En semejante lista podría incluirse: la doctrina de la sociedad nula (Jesús Alfaro, La doctrina de la sociedad nula y la doctrina de la personalidad jurídica, Diálogos jurídicos, 2022, p 7 ss.) que es un problema relativo al patrimonio y no un problema relativo a la corporación, lo que explica que se aplique idéntica solución a las sociedades de personas externas y a las corporaciones; la disolución como terminación del contrato de sociedad, esto es, una cuestión que afecta a la sociedad-corporación pero en principio no a la personalidad jurídica ya que el patrimonio persiste hasta la liquidación (Jesús Alfaro, La disolución como terminación del contrato de sociedad: teoría y algunas consecuencias prácticas, Revista de Derecho de Sociedades, 61/2021); la reactivación como modificación estructural (Jesús Alfaro, La reactivación como modificación estructural: celebración de un nuevo contrato de sociedad y sucesión universal, Revista de derecho de sociedades, 62, 2021); la figura del administrador de hecho como caso de la doctrina general de las relaciones jurídicas ‘de hecho’ y, por tanto, referida, no a la personalidad jurídica sino a la corporación; la comprensión de la posibilidad misma de que un administrador sea una persona jurídica y el efecto transformador que eso provoca sobre el nombramiento y destitución de administradores y, por tanto, sobre la soberanía o autonomía de las corporaciones por no hablar del régimen jurídico de los administradores sociales cuando forman un órgano colegiado, del régimen de los acuerdos sociales y del de los estatutos sociales o la representación de las corporaciones y la vinculación del patrimonio personificado. Los mejores estudios sobre el conflicto de leyes y la nacionalidad de las sociedades – me refiero a los de Francisco Garcimartín – han aprovechado esta concepción de la persona jurídica. Pero es que, incluso en ámbitos como el Derecho de la competencia, una adecuada comprensión dogmática de la personalidad jurídica y la teoría de la corporación ayuda a entender correctamente y, por ejemplo, el concepto de ‘decisiones de asociaciones de empresas’ como espero demostrar próximamente. Se comprenderá, pues, que me sea difícil estar de acuerdo con las conclusiones de Fleischer que, a mi juicio, combate a un espantapájaros cuando dice que

«hay que abandonar la idea de… que las doctrinas expuestas son grandes teorías que pretendan explicarlo todo. Ni la doctrina de la ficción ni la de la realidad contienen el núcleo nomológico capaz de resolver la totalidad de los problemas jurídicos relacionados con la personalidad jurídica». 

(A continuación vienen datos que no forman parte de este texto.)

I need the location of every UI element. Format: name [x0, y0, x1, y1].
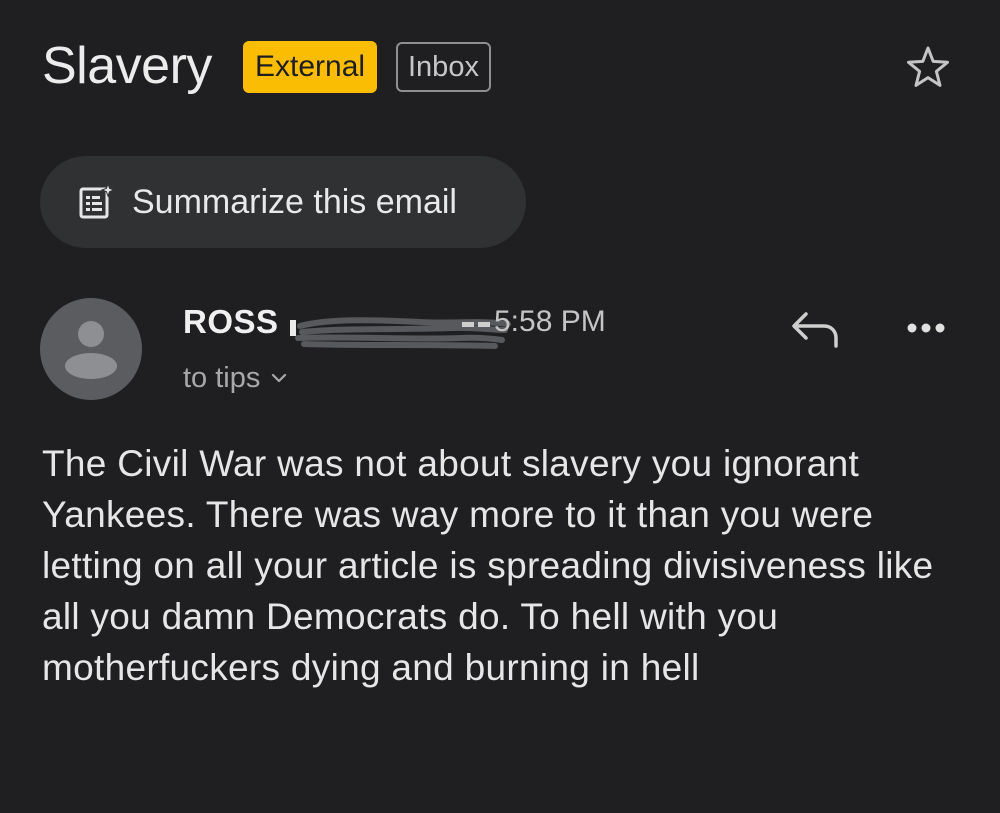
default-avatar-icon [65, 321, 117, 379]
email-subject: Slavery [42, 37, 212, 95]
email-body: The Civil War was not about slavery you … [42, 443, 934, 688]
redaction-scribble [290, 308, 512, 350]
email-header: Slavery External Inbox [42, 30, 962, 110]
sent-time: 5:58 PM [494, 305, 606, 338]
chevron-down-icon [272, 373, 287, 383]
sender-name[interactable]: ROSS [183, 302, 279, 342]
summarize-email-button[interactable]: Summarize this email [40, 156, 526, 248]
avatar[interactable] [40, 298, 142, 400]
reply-icon[interactable] [790, 308, 842, 348]
external-label-badge: External [243, 41, 378, 93]
recipient-label: to tips [183, 362, 261, 394]
more-horizontal-icon[interactable] [902, 314, 950, 342]
recipient-details-toggle[interactable]: to tips [183, 360, 288, 396]
sender-row: ROSS 5:58 PM to tips [40, 298, 960, 408]
summarize-label: Summarize this email [132, 182, 457, 221]
summarize-sparkle-icon [79, 183, 116, 219]
inbox-label-chip[interactable]: Inbox [396, 42, 491, 92]
star-icon[interactable] [902, 42, 954, 94]
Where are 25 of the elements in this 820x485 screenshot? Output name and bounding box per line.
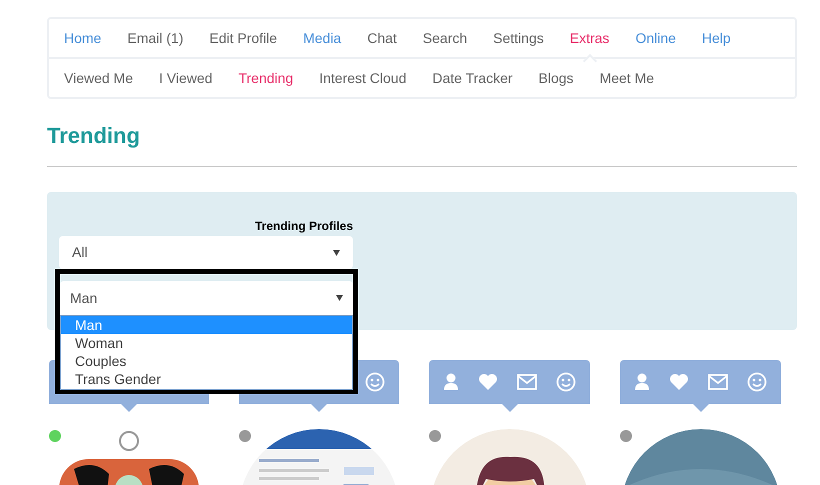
nav-link[interactable]: Media — [290, 28, 354, 48]
dropdown-option[interactable]: Man — [61, 316, 352, 334]
subnav-link[interactable]: Meet Me — [586, 68, 668, 88]
dropdown-option[interactable]: Woman — [61, 334, 352, 352]
subnav-link[interactable]: Viewed Me — [51, 68, 146, 88]
nav-link[interactable]: Chat — [354, 28, 410, 48]
subnav-link[interactable]: Interest Cloud — [306, 68, 420, 88]
nav-link[interactable]: Search — [410, 28, 480, 48]
select-field[interactable]: All — [59, 236, 353, 269]
nav-link[interactable]: Email (1) — [114, 28, 196, 48]
select-field[interactable]: Man — [60, 281, 353, 315]
dropdown-option[interactable]: Trans Gender — [61, 370, 352, 388]
nav-link[interactable]: Settings — [480, 28, 557, 48]
subnav-link[interactable]: Date Tracker — [419, 68, 526, 88]
nav-link[interactable]: Edit Profile — [196, 28, 290, 48]
dropdown-option[interactable]: Couples — [61, 352, 352, 370]
nav-link[interactable]: Extras — [556, 28, 622, 48]
page-title: Trending — [47, 122, 141, 150]
nav-link[interactable]: Online — [622, 28, 689, 48]
subnav-link[interactable]: Blogs — [526, 68, 587, 88]
subnav-link[interactable]: Trending — [225, 68, 306, 88]
subnav-link[interactable]: I Viewed — [146, 68, 226, 88]
nav-link[interactable]: Help — [688, 28, 744, 48]
filter-label: Trending Profiles — [254, 218, 353, 235]
nav-link[interactable]: Home — [51, 28, 114, 48]
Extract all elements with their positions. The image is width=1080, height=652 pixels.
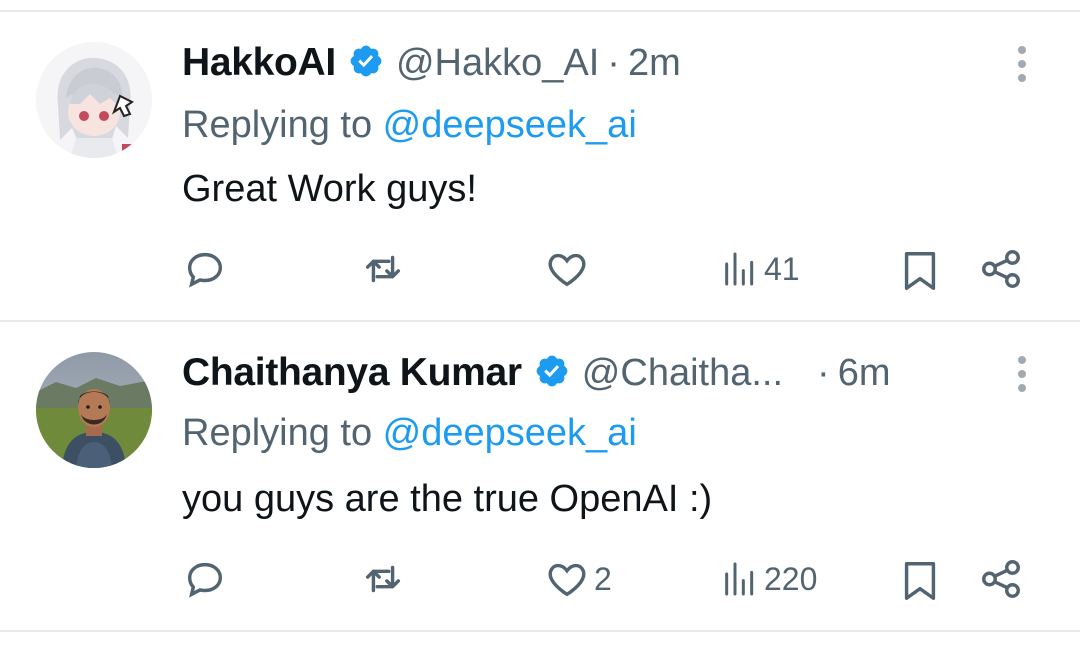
replying-to-line: Replying to @deepseek_ai <box>182 104 637 147</box>
separator-dot: · <box>817 351 830 394</box>
tweet-text: you guys are the true OpenAI :) <box>182 478 713 520</box>
like-button[interactable]: 2 <box>544 554 612 604</box>
timestamp[interactable]: 6m <box>838 352 891 395</box>
separator-dot: · <box>607 41 620 84</box>
view-count: 220 <box>764 560 818 597</box>
reply-button[interactable] <box>182 554 228 604</box>
retweet-icon <box>365 565 401 593</box>
tweet-text: Great Work guys! <box>182 168 477 210</box>
avatar-image <box>36 352 152 468</box>
like-icon <box>548 563 586 597</box>
views-button[interactable]: 220 <box>720 554 817 604</box>
share-icon <box>982 560 1020 598</box>
display-name[interactable]: HakkoAI <box>182 41 336 85</box>
bookmark-icon <box>904 562 936 600</box>
verified-badge-icon <box>522 353 582 394</box>
tweet-item[interactable]: HakkoAI @Hakko_AI · 2m Replying to @deep… <box>0 12 1080 322</box>
views-icon <box>725 252 754 286</box>
share-icon <box>982 250 1020 288</box>
replying-prefix: Replying to <box>182 104 383 146</box>
share-button[interactable] <box>978 554 1024 604</box>
timestamp[interactable]: 2m <box>628 42 681 85</box>
retweet-icon <box>365 255 401 283</box>
avatar[interactable] <box>36 42 152 158</box>
reply-icon <box>187 252 223 288</box>
reply-button[interactable] <box>182 244 228 294</box>
tweet-item[interactable]: Chaithanya Kumar @Chaitha... · 6m Replyi… <box>0 322 1080 630</box>
views-button[interactable]: 41 <box>720 244 800 294</box>
bookmark-button[interactable] <box>900 246 940 296</box>
more-vertical-icon <box>1018 46 1026 82</box>
tweet-header: Chaithanya Kumar @Chaitha... · 6m <box>182 348 890 398</box>
bookmark-button[interactable] <box>900 556 940 606</box>
bookmark-icon <box>904 252 936 290</box>
user-handle[interactable]: @Hakko_AI <box>396 42 599 85</box>
reply-icon <box>187 562 223 598</box>
avatar[interactable] <box>36 352 152 468</box>
like-count: 2 <box>594 560 612 597</box>
view-count: 41 <box>764 250 800 287</box>
like-button[interactable] <box>544 244 594 294</box>
display-name[interactable]: Chaithanya Kumar <box>182 351 522 395</box>
more-options-button[interactable] <box>1008 40 1036 88</box>
replying-to-line: Replying to @deepseek_ai <box>182 412 637 455</box>
avatar-image <box>36 42 152 158</box>
retweet-button[interactable] <box>360 244 406 294</box>
bottom-divider <box>0 630 1080 632</box>
more-vertical-icon <box>1018 356 1026 392</box>
replying-prefix: Replying to <box>182 412 383 454</box>
user-handle[interactable]: @Chaitha... <box>582 352 783 395</box>
verified-badge-icon <box>336 43 396 84</box>
retweet-button[interactable] <box>360 554 406 604</box>
more-options-button[interactable] <box>1008 350 1036 398</box>
views-icon <box>725 562 754 596</box>
like-icon <box>548 253 586 287</box>
mention-link[interactable]: @deepseek_ai <box>383 104 637 146</box>
mention-link[interactable]: @deepseek_ai <box>383 412 637 454</box>
tweet-header: HakkoAI @Hakko_AI · 2m <box>182 38 681 88</box>
share-button[interactable] <box>978 244 1024 294</box>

Tiene razón en que estas limitaciones de las doctrinas examinadas no justifican que prescindamos absolutamente de ellas en el análisis del derecho de sociedades pero mi punto de vista es que no puede entenderse correctamente éste sin estas doctrinas – u otras que las sustituyan con ganancia – porque ninguna rama del Derecho puede explicarse sin una doctrina dogmática detrás que haga coherentes las soluciones y permita rellenar lagunas.

No creo que sea cierto que hace mucho que la

«equiparación entre personas jurídicas y personas físicas va más allá de la capacidad patrimonial, como pensaba originalmente Savigny» (porque) «estén abiertos a las personas jurídicas todos los ámbitos de la actuación jurídica». 

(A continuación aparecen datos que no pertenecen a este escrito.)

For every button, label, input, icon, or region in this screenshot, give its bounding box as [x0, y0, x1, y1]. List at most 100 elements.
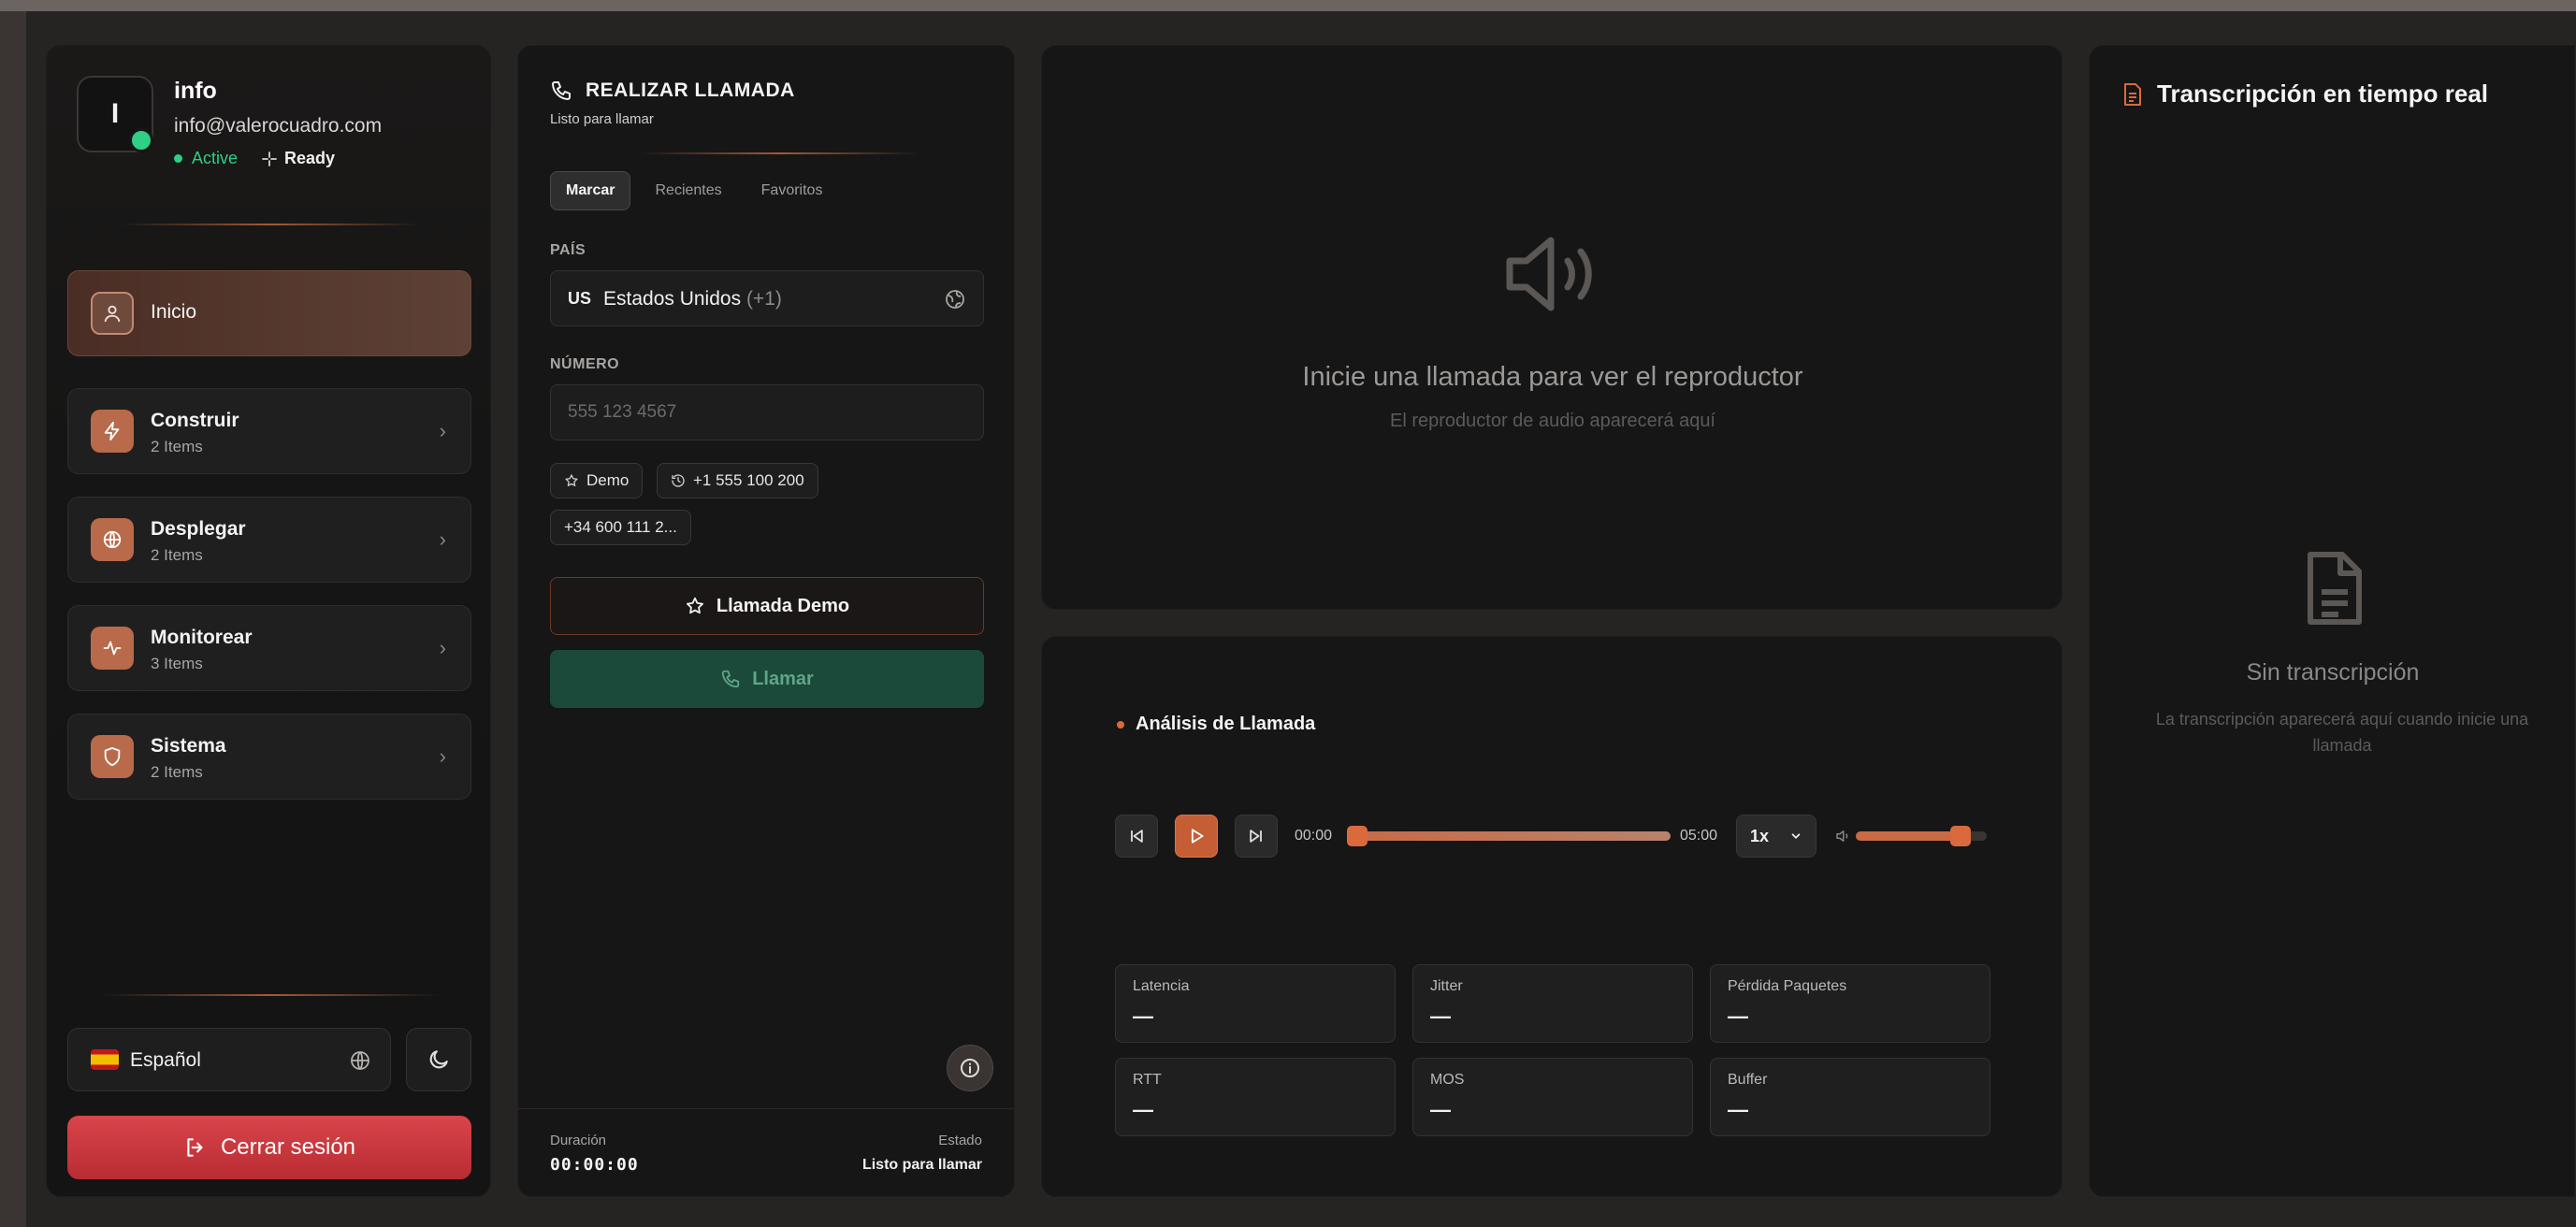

De nuevo, se mezcla la personalidad jurídica con la teoría de la corporación. Y, de nuevo, lo decisivo es si podemos explicar las instituciones jurídicas de forma coherente y ajustándonos a los valores de libertad, igualdad, autonomía de los individuos y promoción de la acción colectiva o, mejor, de la cooperación, no el hecho de que las corporaciones estén por todas partes y sean protagonistas de la vida social. Esto tiene poco que ver, a mi juicio, con la ‘capacidad relativa’ o ‘capacidad general’ de las personas jurídicas. La capacidad jurídica de las personas jurídicas – en cuanto patrimonios dotados de capacidad de obrar – es ‘todo lo general’ que le permite su naturaleza, como dice el artículo 19.3 de la Ley Fundamental de Bonn respecto a los derechos fundamentales de las personas jurídicas.


* Una versión anterior y más breve de este texto se publica en el volumen editado por Jorge Vieira con ocasión del décimo aniversario de la Revista LA LEY-Mercantil.